The first fund, launched in 2021, had about 250 operators and just a couple of institutional investors. It backed companies like AI composer Writer (valued at $1.9 billion in its last raise in November), AI data center tech Atlan (that last raised $105 million at a $750 million valuation), and security compliance Vanta (last raised $150 million at $2.45 billion), among others.

With that track record, Fund II attracted 300 operator LPs, as well as six institutions including Bain Capital Ventures, HarbourVest, Inovia Capital, and Franklin Park.

And Altschuler finds himself swept into leading a rising emerging fund.

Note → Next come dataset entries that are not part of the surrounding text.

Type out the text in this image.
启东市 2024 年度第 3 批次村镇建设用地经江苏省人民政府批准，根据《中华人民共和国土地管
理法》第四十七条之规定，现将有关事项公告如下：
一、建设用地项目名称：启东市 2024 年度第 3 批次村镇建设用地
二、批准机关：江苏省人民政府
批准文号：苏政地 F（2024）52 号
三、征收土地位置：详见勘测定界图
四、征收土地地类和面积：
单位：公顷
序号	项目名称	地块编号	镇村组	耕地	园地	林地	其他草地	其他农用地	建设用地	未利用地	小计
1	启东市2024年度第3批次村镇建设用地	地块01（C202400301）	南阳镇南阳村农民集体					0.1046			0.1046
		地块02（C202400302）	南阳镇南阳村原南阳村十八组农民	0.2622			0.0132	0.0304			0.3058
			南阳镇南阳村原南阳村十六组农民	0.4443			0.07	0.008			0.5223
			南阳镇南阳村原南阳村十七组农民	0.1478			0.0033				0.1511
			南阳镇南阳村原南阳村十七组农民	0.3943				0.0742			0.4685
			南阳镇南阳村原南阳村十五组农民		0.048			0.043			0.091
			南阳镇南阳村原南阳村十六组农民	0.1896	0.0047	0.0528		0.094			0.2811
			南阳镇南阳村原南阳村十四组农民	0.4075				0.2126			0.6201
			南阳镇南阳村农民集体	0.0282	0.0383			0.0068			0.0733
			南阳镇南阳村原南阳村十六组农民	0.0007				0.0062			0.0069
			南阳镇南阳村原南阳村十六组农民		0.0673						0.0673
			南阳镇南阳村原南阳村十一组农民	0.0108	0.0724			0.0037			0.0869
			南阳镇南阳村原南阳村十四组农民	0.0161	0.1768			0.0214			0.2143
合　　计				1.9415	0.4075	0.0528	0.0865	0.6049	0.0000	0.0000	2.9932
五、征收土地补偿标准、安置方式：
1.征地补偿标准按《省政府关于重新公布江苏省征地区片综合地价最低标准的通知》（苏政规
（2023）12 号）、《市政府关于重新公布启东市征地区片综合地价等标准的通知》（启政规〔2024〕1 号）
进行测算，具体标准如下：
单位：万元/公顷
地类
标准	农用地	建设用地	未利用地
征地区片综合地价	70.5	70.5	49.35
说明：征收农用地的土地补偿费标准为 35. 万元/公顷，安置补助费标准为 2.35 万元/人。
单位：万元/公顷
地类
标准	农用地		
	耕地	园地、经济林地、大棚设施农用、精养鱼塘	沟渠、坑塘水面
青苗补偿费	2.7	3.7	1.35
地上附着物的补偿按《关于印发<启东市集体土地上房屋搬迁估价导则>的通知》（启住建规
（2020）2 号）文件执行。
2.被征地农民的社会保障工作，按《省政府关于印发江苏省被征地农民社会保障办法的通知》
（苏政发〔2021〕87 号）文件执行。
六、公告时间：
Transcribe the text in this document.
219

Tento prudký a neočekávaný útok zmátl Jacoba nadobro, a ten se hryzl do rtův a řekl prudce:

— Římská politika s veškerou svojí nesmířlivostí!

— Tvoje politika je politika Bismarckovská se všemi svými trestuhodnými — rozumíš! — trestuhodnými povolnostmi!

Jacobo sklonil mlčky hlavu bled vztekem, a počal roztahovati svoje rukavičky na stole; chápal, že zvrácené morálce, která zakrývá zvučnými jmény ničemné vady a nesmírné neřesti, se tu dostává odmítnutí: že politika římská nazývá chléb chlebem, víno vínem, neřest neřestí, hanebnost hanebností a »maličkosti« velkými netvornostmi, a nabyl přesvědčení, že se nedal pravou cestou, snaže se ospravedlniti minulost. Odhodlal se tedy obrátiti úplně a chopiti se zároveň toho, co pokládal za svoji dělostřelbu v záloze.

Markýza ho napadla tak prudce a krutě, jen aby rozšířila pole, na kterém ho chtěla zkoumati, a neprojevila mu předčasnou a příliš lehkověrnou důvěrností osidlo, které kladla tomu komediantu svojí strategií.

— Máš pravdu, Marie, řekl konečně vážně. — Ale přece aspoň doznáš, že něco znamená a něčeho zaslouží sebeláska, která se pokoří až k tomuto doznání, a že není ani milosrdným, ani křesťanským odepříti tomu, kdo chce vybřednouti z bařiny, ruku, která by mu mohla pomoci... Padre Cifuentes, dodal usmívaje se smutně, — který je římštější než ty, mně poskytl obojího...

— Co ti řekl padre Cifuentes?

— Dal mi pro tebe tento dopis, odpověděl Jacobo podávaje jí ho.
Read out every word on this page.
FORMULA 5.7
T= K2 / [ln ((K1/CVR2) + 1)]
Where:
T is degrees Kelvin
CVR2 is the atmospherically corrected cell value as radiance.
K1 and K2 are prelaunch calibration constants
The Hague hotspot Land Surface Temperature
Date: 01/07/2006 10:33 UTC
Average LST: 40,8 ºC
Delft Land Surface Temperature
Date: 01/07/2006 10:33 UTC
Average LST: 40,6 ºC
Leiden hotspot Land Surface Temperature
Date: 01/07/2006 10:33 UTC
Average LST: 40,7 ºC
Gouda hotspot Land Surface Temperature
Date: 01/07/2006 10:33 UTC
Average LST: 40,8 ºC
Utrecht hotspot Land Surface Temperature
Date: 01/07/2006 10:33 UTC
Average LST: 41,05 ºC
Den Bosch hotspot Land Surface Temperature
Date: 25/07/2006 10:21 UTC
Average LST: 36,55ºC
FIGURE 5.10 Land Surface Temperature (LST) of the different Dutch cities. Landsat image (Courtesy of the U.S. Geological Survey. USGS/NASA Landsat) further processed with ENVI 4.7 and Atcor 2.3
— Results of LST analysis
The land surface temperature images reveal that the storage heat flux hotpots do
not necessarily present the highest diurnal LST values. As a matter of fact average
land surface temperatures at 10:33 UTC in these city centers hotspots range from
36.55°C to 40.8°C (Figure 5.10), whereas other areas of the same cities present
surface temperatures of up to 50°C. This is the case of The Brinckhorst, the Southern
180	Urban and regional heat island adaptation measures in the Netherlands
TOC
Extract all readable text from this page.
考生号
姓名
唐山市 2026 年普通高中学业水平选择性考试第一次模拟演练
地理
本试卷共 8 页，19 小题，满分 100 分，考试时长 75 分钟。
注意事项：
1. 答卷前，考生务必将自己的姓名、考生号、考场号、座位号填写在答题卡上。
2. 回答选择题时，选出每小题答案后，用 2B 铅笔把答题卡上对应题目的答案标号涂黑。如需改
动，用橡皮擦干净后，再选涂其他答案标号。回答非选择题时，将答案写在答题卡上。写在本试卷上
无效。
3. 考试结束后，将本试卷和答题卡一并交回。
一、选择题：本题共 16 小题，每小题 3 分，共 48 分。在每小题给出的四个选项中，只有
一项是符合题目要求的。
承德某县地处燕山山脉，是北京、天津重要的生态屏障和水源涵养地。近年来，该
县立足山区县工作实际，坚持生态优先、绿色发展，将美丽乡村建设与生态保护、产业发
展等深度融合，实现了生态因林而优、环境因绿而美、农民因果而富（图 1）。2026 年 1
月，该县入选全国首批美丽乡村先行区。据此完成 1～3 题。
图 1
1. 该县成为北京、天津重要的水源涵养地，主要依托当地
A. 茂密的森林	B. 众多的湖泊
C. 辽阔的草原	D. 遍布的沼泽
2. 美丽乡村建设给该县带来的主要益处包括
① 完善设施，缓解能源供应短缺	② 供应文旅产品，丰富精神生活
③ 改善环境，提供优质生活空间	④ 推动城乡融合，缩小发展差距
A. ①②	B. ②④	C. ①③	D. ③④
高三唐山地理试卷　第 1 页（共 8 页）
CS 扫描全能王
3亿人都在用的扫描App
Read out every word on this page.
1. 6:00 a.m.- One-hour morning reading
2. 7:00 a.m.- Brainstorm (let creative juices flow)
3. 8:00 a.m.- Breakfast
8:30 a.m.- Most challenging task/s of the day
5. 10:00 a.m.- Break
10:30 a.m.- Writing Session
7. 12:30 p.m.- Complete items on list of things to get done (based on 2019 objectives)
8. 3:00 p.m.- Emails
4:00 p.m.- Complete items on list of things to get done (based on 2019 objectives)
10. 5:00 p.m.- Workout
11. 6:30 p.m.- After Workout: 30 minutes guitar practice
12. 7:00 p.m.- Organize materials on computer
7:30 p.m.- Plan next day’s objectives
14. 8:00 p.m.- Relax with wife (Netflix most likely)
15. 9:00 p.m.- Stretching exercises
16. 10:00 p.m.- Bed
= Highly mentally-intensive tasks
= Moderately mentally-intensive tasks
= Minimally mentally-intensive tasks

That wasn’t actually his initial intention. Altschuler was once employee No. 8 at Udemy, running sales through its early days. He later helped with startup community SaaStr and advised for a few startups, then launched his own blog called Sales Hacker, which he sold to Outreach in 2018 (though he has since bought it back). He began to angel invest, writing early checks for Gong and Carbon Health. 

People in Altschuler’s considerable network kept asking him to show them how to angel invest. So he decided to try doing that.

He emailed a list of GTM people and shared an idea: “What if we raised a million dollars between 20 to 50 of us and put it into 10 companies and then meaningfully supported those companies?” he suggested. “And it went gangbusters. We ended up raising $22 million for Fund I.”

LPs in the fund can opt to do as much or as little as they want to assist, from silent investing to being highly involved with portfolio companies. GTMfund has also built out community functions: like a deal flow channel where LPs can chat; and it hosts six dinners a year as well as an annual retreat.

“It’s become, for me, just a labor of love. It’s a lot of fun,” he said. “I’m getting the same out of it as our LPs are. I love working with all these different founders, all these different companies to help them on this kind of niche topic of GTM.”

GTMfund’s structure as an operator fund isn’t common, but it also isn’t unheard-of. For instance, Mallun Yen founded Operator Collective in 2019, which launched out of the gate with $45 million, and raised a second $92 million in 2022 and also has an enviable portfolio. Another more recent example is Ashley Mayer’s Coalition which launched in 2022 with $12.5 million. 

As for GTMfund’s second fund, Altschuler says the goal is to back about 40 early-stage companies at pre-seed, seed, and the occasional Series A — with check sizes of between half a million and $1.5 million.